Au IVe siècle, les autorités impériales et municipales s'installent dans l'île de la Cité. Il semble probable que l'autorité religieuse s'y transporte dans le même temps mais dans des conditions indéterminées aucune trace archéologique n'ayant été retrouvée. Le mur dans lequel fut remployé le pilier des Nautes, dégagé en 1711, appartenait à un monument civil ou militaire plutôt qu'à la cathédrale primitive qui n'est pas non plus le bâtiment retrouvé sous le parvis de Notre-Dame. On ne sait si la cathédrale du VIe siècle fut entièrement construite par Childebert Ier ou s'il avait simplement rénové un édifice préexistant. On ignore également tout de son aspect excepté quelques éléments du décor et on ignore aussi son emplacement[7].

L'identification avec l'église Saint-Jean-le-Rond du baptistère cité dans les textes du VIe siècle n'est pas démontrée archéologiquement. La mention de saint Étienne dans un acte de donation a été interprétée à tort comme une attestation de la dédicace de la cathédrale à saint Étienne. La basilique a certainement fait partie du groupe épiscopal mais en qualité de sanctuaire dédié à la commémoration du premier martyr. Les fondations de l'église à nef unique de 22 m sur 10 avec un chevet arrondi orienté et dont l'angle sud-est est engagé sous la porte du Cloître découvertes en 1884 pourraient être celles de cette basilique Saint-Étienne. L'alignement, plus ou moins parallèle au mur de la ville, sur un axe est-ouest d'une centaine de mètres de cette église et du baptistère, se prolongeant vers l'ouest avec Saint-Christophe, pourrait délimiter le périmètre où se trouvaient la cathédrale mérovingienne et la résidence épiscopale à la fin du VIIe siècle[7].

En 1847, les fondations d'un édifice construit sur le rempart du IVe siècle ont été dégagées lors de fouilles sous le parvis de Notre-Dame. De plan basilical, avec une nef centrale de 9,51 m de large, des collatéraux de 5,11 m au nord, de 4,85 m au sud et un avant-corps occidental, sa longueur est de 35 m. Sa partie orientale a été détruite lors de l'édification de la cathédrale gothique. Son chevet se trouvait peut-être au niveau de la troisième travée de la nef de la cathédrale actuelle, portant sa longueur à 74 m. Le caractère monumental de sa partie occidentale est caractéristique de la période des VIIIe – Xe siècle. Ses dimensions imposantes et sa localisation permettent de l'associer aux vestiges de la cathédrale carolingienne. Cette nouvelle cathédrale a vraisemblablement été édifiée, dans les premières décennie du IXe siècle, grâce à une donation impériale, comme à Reims, à Rouen ou à Tournai, l'aval du souverain étant en outre nécessaire pour l'arasement du rempart. Sa construction est sans doute également en rapport avec la réforme canoniale carolingienne qui occasionna un aménagement du quartier des chanoines avec la construction d'un enclos, réforme effective à Paris en 829. Le quartier canonial, attesté dès le début du Xe siècle, pourrait avoir été implanté dès l'origine au nord du secteur cathédral[7].

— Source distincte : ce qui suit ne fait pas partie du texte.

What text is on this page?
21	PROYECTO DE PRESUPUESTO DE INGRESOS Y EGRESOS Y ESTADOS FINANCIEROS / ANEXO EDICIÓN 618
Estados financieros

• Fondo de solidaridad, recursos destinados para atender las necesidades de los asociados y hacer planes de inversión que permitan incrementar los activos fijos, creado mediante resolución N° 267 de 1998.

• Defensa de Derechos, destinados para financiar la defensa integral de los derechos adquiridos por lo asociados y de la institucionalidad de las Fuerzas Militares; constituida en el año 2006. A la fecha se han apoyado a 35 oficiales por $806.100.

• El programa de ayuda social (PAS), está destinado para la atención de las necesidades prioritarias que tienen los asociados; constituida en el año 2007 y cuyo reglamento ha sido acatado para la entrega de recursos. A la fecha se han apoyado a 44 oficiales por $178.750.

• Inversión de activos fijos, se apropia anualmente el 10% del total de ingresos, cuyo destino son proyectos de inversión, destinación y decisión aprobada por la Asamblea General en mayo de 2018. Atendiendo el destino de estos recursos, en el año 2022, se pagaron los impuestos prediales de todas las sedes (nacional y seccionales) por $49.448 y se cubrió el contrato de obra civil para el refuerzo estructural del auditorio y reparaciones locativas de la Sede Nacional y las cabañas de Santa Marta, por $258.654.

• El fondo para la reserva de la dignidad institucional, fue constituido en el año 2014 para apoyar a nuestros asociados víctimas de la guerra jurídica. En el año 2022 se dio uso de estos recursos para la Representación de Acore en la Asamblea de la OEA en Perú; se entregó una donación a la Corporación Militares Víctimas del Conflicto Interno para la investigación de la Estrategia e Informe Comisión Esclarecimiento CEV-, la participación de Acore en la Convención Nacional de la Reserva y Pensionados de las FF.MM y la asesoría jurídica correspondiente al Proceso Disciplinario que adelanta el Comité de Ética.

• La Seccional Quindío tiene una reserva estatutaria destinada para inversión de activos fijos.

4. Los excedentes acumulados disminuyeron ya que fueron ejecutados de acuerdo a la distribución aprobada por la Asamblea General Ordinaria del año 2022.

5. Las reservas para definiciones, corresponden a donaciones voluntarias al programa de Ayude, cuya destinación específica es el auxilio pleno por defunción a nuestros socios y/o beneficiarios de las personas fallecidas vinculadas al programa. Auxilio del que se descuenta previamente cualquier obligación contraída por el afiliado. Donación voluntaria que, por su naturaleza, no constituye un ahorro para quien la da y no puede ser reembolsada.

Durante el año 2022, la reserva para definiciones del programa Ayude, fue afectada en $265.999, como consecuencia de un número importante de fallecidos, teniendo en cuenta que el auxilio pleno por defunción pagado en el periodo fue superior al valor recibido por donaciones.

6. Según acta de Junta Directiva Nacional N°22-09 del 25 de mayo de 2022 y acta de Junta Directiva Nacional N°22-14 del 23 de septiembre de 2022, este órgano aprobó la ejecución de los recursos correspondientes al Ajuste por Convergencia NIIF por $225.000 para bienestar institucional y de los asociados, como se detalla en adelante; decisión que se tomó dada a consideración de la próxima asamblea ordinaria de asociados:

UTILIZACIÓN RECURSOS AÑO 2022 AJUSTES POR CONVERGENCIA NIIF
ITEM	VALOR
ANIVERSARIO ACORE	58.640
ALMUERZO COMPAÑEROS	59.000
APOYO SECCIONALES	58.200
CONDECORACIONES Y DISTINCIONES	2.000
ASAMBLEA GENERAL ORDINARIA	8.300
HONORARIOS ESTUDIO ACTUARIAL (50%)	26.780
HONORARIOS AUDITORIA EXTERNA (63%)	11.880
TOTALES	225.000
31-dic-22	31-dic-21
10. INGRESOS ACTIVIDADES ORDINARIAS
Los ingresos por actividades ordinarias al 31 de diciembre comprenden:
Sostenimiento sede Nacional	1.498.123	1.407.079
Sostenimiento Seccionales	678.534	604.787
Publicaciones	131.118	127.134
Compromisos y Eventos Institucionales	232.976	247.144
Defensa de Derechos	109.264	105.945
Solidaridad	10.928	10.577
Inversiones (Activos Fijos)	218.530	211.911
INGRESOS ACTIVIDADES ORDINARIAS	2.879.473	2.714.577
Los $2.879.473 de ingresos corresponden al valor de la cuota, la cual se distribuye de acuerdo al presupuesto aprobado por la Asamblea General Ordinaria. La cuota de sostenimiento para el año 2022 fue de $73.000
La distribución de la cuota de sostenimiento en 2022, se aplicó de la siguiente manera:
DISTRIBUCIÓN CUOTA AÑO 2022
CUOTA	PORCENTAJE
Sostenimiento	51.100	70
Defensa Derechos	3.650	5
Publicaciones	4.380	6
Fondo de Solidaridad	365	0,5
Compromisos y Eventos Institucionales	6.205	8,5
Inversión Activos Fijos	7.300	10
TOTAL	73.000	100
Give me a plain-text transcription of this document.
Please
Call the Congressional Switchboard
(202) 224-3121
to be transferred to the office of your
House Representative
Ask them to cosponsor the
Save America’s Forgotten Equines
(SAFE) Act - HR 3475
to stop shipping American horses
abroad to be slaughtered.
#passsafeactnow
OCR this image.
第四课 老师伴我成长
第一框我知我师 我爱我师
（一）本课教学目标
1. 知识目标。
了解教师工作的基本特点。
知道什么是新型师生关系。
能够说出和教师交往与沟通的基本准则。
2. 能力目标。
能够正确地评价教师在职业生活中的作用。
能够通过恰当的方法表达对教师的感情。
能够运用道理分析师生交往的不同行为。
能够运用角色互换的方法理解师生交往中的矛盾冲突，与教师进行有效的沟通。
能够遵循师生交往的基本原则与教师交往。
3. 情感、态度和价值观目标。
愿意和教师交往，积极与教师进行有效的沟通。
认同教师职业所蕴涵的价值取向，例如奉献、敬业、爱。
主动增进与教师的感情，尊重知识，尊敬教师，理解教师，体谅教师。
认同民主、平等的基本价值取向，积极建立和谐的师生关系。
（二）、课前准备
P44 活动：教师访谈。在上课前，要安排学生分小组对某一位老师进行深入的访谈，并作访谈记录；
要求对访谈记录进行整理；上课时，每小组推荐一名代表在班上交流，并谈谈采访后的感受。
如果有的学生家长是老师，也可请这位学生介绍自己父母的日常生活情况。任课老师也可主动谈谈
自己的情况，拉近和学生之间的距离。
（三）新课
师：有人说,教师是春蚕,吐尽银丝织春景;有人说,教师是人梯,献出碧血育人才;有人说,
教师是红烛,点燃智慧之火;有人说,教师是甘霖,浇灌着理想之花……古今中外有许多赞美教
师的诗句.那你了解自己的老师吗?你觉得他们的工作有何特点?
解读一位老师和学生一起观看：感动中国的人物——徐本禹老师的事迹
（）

Avant la période carolingienne, le vocable de la cathédrale est inconnu. À partir de la seconde moitié du VIIIe siècle, sa dédicace est explicite et sainte Marie est toujours sa principale (devant saint Étienne et saint Germain en 775, devant saint Étienne en 829) ou sa seule patronne. Aucun texte ne confirme la thèse de la cathédrale double de Jean Hubert. Les travaux réalisés modifient la configuration de la partie orientale de l'île de la Cité et permettent à la cathédrale d'affirmer visuellement sa primauté par rapport aux sanctuaires voisins[7].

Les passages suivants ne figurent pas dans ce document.